Sometimes ago I encountered the same problem. FFTW for my dataframe was executed in 14 ms (forward, some calculations, and backward), while straightforward byte (or short) to float array conversion took 12-19 ms. So I've made SSE function to convert bytes to floats (4 elements per cycle), and have got significant speed gain - now conversion is accomplished in 2.2-5 ms.
If you compiler can use autovectorization, try it first.
If not, write simple conversion function with intrinsics.
I've used inline assembler (MOVD, PUNPCKLBW, PUNPCKLWD, CVTDQ2PS, MOVAPS command sequence).
procedure BytesToSingles(Src, Dst: Pointer; Count: Integer);
asm
//EAX = Src pointer to byte array
//EDX = Dst pointer to float array !!! 16 byte-aligned !!!
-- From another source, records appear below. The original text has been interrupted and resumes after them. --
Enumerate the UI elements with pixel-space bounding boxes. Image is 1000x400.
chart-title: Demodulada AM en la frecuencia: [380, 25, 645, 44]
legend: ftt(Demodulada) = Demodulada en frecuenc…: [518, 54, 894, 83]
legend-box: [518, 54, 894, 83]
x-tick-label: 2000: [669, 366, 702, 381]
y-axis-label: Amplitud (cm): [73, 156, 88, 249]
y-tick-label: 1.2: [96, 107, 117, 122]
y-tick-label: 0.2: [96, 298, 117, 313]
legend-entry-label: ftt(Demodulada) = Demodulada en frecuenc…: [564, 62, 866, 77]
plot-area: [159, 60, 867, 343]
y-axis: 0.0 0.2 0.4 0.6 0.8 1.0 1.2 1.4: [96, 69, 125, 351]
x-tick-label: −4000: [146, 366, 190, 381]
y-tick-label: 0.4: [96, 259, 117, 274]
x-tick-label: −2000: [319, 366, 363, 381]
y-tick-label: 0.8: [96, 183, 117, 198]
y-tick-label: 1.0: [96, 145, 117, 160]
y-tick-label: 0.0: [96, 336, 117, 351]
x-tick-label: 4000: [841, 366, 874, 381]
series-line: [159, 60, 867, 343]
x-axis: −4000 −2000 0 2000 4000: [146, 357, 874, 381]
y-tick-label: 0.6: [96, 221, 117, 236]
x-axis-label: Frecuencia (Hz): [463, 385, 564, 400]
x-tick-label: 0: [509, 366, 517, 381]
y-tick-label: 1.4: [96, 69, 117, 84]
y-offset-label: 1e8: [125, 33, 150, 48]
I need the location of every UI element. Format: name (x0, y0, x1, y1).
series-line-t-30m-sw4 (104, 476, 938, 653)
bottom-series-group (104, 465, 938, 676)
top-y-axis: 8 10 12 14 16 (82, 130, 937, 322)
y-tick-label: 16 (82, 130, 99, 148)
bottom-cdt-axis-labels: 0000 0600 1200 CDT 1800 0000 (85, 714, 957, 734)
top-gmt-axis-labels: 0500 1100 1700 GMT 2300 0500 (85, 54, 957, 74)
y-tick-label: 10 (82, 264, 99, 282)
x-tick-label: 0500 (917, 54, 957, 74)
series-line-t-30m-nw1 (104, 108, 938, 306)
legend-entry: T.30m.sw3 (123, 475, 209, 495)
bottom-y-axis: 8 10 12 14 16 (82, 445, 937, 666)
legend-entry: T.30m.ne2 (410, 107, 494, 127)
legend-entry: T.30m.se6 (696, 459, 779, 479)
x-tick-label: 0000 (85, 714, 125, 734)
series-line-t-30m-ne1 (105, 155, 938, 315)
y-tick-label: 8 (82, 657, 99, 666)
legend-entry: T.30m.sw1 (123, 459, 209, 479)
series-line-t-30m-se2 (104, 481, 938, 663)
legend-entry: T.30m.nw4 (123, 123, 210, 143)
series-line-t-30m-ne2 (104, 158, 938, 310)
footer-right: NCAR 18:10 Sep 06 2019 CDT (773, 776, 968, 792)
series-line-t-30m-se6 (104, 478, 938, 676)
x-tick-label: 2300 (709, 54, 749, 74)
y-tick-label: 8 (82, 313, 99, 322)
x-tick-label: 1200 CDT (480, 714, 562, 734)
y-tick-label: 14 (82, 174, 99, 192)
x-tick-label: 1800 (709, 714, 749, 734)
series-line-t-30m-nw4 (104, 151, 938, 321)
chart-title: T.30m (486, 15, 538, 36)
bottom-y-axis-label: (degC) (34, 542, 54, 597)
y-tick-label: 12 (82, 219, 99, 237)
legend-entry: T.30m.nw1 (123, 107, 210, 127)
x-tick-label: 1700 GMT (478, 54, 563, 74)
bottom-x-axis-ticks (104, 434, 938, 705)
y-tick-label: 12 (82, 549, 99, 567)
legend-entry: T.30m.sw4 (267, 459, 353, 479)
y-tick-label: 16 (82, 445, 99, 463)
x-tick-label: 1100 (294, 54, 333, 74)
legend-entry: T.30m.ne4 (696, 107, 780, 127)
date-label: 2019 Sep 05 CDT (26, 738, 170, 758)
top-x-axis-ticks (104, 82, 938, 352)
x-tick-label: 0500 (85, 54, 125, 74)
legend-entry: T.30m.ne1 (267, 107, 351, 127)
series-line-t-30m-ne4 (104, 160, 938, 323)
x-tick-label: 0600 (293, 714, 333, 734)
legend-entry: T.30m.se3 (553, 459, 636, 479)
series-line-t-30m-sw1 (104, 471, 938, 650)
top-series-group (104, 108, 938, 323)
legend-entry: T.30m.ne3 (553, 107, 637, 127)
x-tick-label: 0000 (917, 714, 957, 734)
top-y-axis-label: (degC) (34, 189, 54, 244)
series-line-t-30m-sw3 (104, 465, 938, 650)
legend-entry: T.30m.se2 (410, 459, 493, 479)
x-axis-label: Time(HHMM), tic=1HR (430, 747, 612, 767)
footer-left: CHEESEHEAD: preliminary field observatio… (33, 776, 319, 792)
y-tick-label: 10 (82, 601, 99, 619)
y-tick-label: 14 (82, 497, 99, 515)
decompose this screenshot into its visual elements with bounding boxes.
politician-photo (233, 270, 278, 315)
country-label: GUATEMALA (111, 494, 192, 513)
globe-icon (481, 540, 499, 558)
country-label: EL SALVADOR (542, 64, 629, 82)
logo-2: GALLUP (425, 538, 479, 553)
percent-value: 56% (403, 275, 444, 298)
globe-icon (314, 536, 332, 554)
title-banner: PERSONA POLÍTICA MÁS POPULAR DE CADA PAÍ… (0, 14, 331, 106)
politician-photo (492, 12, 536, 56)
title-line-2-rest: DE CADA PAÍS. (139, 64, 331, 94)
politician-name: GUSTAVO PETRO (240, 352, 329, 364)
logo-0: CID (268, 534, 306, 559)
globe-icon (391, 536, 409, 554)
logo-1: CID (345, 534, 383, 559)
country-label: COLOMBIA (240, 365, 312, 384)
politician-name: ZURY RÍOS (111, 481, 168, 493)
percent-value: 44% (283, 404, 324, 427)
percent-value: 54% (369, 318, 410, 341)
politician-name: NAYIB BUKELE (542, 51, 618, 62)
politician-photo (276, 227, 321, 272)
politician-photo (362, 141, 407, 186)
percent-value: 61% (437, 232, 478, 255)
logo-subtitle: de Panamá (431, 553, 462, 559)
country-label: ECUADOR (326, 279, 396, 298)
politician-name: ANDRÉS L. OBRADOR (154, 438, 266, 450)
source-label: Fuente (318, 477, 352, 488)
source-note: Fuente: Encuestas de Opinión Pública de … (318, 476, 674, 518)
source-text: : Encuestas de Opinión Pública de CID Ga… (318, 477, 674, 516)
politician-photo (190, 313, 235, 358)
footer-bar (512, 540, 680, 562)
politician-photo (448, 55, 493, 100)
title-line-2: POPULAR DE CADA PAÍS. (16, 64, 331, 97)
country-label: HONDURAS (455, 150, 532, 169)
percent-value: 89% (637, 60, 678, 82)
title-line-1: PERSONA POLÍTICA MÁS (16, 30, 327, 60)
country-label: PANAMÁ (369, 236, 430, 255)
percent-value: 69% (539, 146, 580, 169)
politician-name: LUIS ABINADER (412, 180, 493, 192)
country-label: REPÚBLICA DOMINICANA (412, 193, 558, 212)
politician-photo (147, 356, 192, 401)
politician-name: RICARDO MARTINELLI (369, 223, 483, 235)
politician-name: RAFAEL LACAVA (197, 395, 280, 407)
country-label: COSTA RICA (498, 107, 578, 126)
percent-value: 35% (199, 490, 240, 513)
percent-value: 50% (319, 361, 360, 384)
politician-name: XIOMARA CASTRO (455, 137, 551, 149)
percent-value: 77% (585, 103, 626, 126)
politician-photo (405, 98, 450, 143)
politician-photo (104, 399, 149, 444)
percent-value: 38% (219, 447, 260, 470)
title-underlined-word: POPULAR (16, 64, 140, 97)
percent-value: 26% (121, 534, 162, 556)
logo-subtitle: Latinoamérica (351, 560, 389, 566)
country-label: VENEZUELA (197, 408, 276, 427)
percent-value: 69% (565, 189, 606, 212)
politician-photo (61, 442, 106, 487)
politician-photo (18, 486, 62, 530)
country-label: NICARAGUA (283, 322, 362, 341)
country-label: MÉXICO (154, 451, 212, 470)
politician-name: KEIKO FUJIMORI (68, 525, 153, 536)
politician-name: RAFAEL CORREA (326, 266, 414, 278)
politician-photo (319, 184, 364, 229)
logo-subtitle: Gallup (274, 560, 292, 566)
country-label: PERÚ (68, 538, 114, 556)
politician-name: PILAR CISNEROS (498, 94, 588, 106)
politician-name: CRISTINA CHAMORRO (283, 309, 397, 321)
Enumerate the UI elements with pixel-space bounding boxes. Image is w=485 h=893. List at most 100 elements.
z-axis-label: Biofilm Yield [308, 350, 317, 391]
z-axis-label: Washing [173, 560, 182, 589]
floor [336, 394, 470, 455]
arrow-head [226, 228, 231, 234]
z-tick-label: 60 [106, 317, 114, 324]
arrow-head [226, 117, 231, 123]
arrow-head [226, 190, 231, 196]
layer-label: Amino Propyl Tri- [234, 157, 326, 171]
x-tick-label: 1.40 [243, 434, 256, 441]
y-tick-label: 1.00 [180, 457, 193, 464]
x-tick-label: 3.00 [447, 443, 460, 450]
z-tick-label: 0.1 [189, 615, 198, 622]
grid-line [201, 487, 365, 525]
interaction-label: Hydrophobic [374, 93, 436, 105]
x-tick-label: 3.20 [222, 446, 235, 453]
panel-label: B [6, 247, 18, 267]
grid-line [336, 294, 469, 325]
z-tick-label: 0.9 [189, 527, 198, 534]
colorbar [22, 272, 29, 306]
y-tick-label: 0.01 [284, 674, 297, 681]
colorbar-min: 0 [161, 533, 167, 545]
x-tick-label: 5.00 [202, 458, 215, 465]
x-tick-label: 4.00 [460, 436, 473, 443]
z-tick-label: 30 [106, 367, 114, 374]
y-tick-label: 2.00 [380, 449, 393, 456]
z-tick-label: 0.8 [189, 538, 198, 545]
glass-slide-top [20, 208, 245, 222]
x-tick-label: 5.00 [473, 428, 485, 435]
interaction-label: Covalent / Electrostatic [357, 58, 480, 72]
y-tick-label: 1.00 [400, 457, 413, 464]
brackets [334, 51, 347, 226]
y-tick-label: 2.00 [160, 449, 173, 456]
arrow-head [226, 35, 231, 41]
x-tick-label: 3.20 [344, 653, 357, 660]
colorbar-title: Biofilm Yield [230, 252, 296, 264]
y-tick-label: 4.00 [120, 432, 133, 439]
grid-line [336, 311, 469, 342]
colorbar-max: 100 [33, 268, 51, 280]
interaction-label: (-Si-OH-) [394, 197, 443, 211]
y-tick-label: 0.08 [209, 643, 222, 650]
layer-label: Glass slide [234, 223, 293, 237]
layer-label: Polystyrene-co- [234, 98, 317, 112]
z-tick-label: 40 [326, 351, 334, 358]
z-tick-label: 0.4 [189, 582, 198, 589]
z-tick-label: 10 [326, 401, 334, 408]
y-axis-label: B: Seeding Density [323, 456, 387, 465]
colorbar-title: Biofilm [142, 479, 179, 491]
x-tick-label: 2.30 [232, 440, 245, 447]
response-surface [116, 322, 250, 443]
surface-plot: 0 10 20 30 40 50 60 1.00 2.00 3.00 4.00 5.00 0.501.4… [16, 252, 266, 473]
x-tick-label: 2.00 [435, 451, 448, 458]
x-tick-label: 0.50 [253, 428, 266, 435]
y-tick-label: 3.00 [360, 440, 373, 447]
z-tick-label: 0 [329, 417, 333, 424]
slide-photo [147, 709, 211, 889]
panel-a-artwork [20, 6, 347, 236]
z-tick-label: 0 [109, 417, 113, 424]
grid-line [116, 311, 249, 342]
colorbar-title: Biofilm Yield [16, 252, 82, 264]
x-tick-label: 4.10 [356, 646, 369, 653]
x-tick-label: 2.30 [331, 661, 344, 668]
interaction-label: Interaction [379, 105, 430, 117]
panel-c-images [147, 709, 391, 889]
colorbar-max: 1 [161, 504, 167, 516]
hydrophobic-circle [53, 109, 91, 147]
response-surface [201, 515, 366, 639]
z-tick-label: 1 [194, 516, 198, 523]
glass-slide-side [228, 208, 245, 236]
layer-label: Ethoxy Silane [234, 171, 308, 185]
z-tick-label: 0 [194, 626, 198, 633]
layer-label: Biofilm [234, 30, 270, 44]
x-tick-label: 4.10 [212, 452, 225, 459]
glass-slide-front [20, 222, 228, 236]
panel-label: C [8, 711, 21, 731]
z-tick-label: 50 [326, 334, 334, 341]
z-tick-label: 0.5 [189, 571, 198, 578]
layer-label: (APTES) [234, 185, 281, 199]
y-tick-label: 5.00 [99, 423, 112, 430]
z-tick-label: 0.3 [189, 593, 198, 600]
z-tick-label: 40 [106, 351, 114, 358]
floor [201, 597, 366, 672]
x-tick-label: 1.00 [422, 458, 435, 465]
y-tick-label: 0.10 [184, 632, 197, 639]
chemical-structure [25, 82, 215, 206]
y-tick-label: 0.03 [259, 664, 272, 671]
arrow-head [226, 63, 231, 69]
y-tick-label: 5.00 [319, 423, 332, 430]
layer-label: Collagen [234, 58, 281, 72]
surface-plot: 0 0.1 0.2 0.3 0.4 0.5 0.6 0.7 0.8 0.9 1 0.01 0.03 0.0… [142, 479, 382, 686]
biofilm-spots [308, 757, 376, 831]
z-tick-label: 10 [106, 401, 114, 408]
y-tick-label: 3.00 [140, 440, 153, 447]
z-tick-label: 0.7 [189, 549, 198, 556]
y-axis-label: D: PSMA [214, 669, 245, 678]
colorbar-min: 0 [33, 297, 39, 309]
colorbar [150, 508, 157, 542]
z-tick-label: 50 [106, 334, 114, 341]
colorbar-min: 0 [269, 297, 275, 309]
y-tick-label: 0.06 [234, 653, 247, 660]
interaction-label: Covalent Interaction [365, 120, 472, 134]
//ECX = Count (multiple of four)
SHR ECX, 2 // 4 elements per cycle
JZ @@Exit
PXOR XMM7, XMM7 // zeros
@@Cycle:
MOVD XMM1, [EAX] // load 4 bytes
PUNPCKLBW XMM1, XMM7 // unpack to words
PUNPCKLWD XMM1, XMM7 // words to int32
CVTDQ2PS XMM0, XMM1 // convert integers to 4 floats
MOVAPS [EDX], XMM0 // store 4 floats to destination array
ADD EAX, 4 // move array pointers
ADD EDX, 16
LOOP @@Cycle
@@Exit:
end;
Note that FFT implementation on 8-bit data will suffer from numerical error issues, as Paul R wrote in comment.